Okay, first off, I fully intended to cook dinner at home last night. I was planning to make chicken tacos. I had minced my garlic, sliced up the red peppers and was all set to start cooking. Then, as I grabbed the can of chicken, I had a realization: we don’t have a can opener.

I informed Matt of the predicament. As he had just worked out, the idea of me running (actually running, since we don’t own a car) to the store, getting a can opener, running back, and then cooking, seemed like it would take an eternity. So, we went out!

I was craving Asian food and Matt didn’t object. Just across the street we’d seen a little Korean place called Mandu that looked like a popular spot around happy hour. As I said, we were quite hungry so something across the street sounded great!

Since it was happy hour, Matt got a beer and I tried a sojutini — $3 and $4 respectively. Not just any sojutini, an aloe sojutini! Apparently I was feeling very adventurous. You guys, it was the most delicious cocktail ever! Light, crisp, perfect on a hot muggy city night, and paired deliciously with our appetizer of mandu — little pan fried dumplings filled with beef, pork, and vegetables.

For dinner, Matt tried the Dak Gui, a spicy marinated chicken breast served with lettuce and various pastes to wrap the chicken in. I went with the Dolsot Bibim Bap, a bowl of rice, meat and various vegetables topped with a fried egg and served in an extremely hot stone bowl that kept the dish hot the entire duration of the meal. It also came with a yummy spicy sauce to drizzle over the top for an added kick. They also served us a plate of little side dishes that went along with the meal, including the Korean classic, kimchi, fish cakes, and sprouts. Everything was absolutely delicious! I haven’t had much Korean food in my life, but I’m excited to try more!

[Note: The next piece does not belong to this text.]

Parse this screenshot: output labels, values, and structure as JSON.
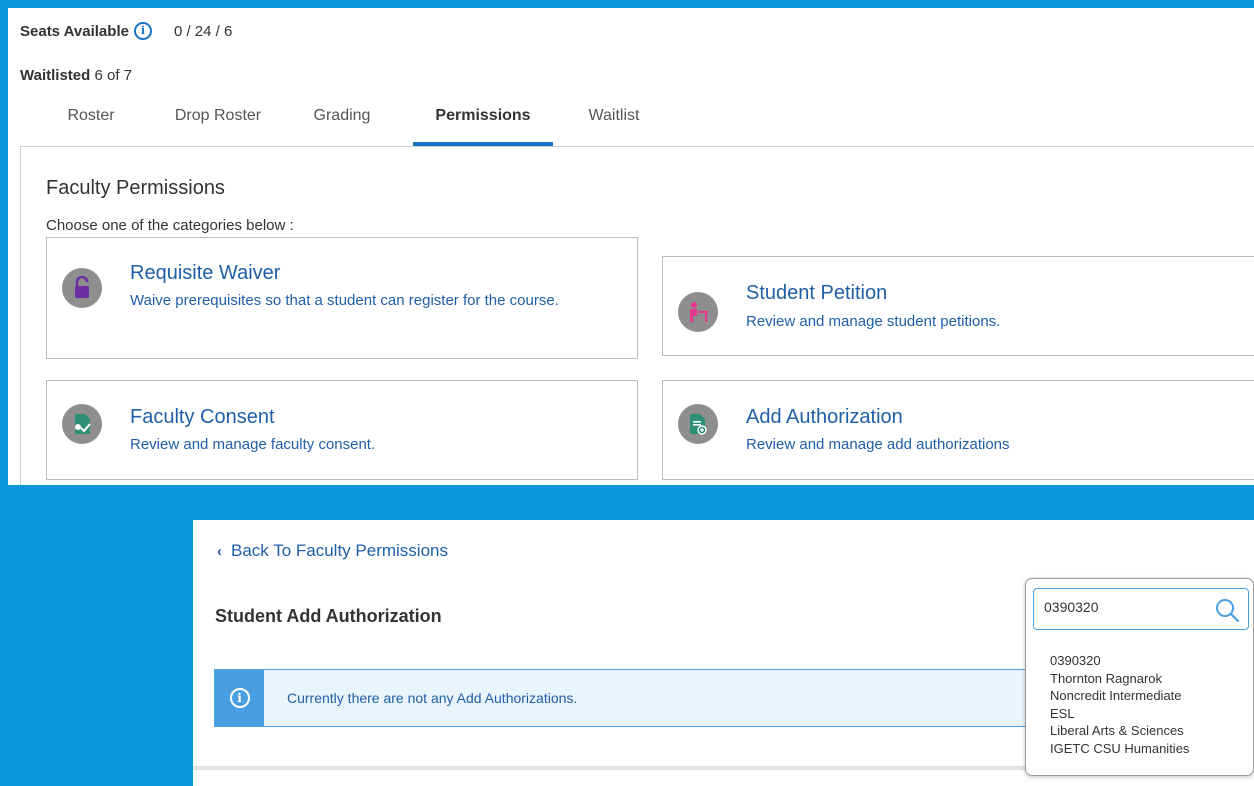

I wish I’d brought my camera to take high quality pictures! These quick iPhone snaps will have to do until I can go back with my camera.

While I felt a little guilty not cooking at home, it turned out to be a fun night out with the one I love, filled with trying new things and failing miserably with chop sticks!

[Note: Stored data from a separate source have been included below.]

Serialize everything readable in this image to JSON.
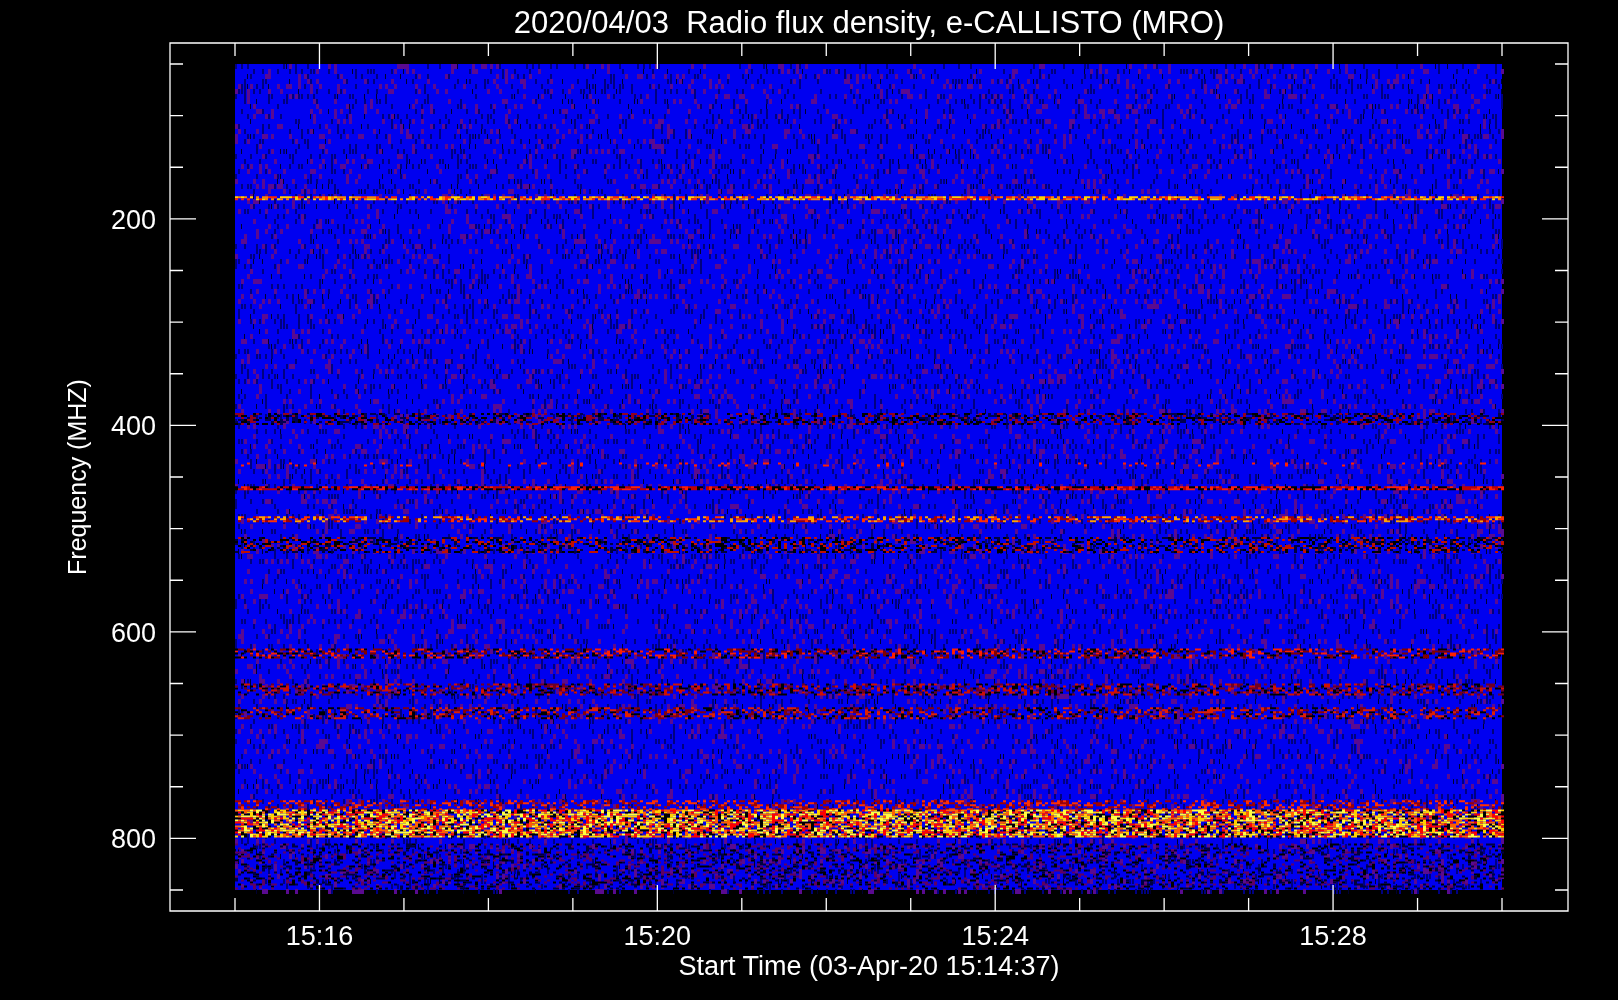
{
  "title": "2020/04/03  Radio flux density, e-CALLISTO (MRO)",
  "y_axis": {
    "label": "Frequency (MHZ)",
    "tick_labels": [
      "200",
      "400",
      "600",
      "800"
    ]
  },
  "x_axis": {
    "label": "Start Time (03-Apr-20 15:14:37)",
    "tick_labels": [
      "15:16",
      "15:20",
      "15:24",
      "15:28"
    ]
  }
}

Don’t worry, I have since remedied the can opener situation and we are having tacos tonight.

Steak Salad With Scorched Tomatoes and Yogurt Balsamic Dressing

Over the weekend, I picked up a little box of delicious cherry tomatoes from the farmer’s market. We’ve been putting them in everything the past few days but I think my favorite so far has been including them in a steak salad we had for dinner on Sunday night. It was basically just a mixture of things we’ve started to gather in our kitchen, but I think it turned out delicious! Here’s what we did.

You will need:

1 skirt steak

handful of cherry tomatoes

1 clove garlic, thinly sliced

bag of lettuce (we love arugula and spinach)

1 cup sliced almonds

Bolthouse Farms creamy balsamic yogurt dressing

½ cup feta cheese crumbles

What you do:

Heat a large skillet with a dash of olive oil until very hot. Season both sides of the steak with a generous amount of salt and pepper. Place the seasoned skirt steak in the pan and cook for 4-5 minutes per side. Once cooked to your liking, set it aside to rest while you prep the rest of your ingredients.

While the pan you cooked the steak in is still hot, pour in ¼ cup of water to deglaze the pan and get all that yummy juice off the bottom. Now toss in the sliced garlic and cherry tomatoes. Simmer on medium to high heat until the tomatoes are slightly scorched and the garlic is golden brown. Pour ½ cup of the Bolthouse dressing into the tomato and garlic mixture and simmer for 4 minutes, stirring frequently.

In a colander, rinse the greens. Grab plates and begin to plate your salad — I usually just grab a few handfuls of greens per plate. Next, place the sliced steak on top of the greens. Pour the tomato and dressing mixture over the top and sprinkle with a few sliced almonds and a bit of feta cheese.